If you have created a graphical UI for your application using NETMF, then you actually have another thread that is created by the CLR – this is the Dispatcher thread that coordinates the access to all of the UI elements in a thread safe manner. The fact that you now have at least two threads means that you have to manage the access to anything that might be a shared resource. Since your UI logic is sharing the UI elements with the CLR created thread which is actually rendering them and there is no way to define a lock that the Dispatcher thread knows about, there is a different way to safely update the UI resources.

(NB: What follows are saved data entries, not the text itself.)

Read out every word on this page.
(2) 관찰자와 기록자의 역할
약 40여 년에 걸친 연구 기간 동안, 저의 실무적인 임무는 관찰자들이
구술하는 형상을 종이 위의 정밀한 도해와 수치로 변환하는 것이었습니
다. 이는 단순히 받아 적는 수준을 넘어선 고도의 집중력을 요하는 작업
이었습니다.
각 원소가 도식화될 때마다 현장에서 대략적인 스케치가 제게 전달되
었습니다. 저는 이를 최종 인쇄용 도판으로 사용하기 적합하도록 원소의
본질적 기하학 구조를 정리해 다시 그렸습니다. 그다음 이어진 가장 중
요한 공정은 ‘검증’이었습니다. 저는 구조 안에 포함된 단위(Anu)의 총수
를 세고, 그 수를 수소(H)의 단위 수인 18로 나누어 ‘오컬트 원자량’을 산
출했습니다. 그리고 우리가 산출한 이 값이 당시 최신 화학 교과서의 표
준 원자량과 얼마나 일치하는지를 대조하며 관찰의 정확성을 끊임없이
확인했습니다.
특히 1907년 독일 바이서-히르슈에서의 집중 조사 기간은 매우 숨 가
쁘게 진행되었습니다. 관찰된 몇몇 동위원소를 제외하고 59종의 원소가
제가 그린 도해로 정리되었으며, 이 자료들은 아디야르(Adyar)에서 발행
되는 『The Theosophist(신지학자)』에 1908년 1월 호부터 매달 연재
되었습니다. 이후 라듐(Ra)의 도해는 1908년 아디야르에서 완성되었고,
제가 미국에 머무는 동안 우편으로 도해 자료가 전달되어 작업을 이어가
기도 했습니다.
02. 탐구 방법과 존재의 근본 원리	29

The way to synchronize the two threads is to not execute the code that interacts with the UI Elements on your thread but to execute it on the Dispatcher thread instead. To do this, you define a delegate that the Dispatcher will call back to, you implement the delegate, and you call Dispatcher.BeginInvoke when you want the Dispatcher to invoke your method. (There is also a Dispatcher.Invoke call that is synchronous so you need to define a maximum amount of time you will allow this call the wait for delegate to be called.) There is a previous blog on this topic specifically The Dispatcher and DispatchTimer called Using the Dispatcher.

 

Summary

This is a rather long blog but this is also a fairly complex subject. We have covered Interlocked, locks, MethodImplOptions, Monitors, Events, and (indirectly) synchronizing with the Dispatcher. Hopefully this is helpful.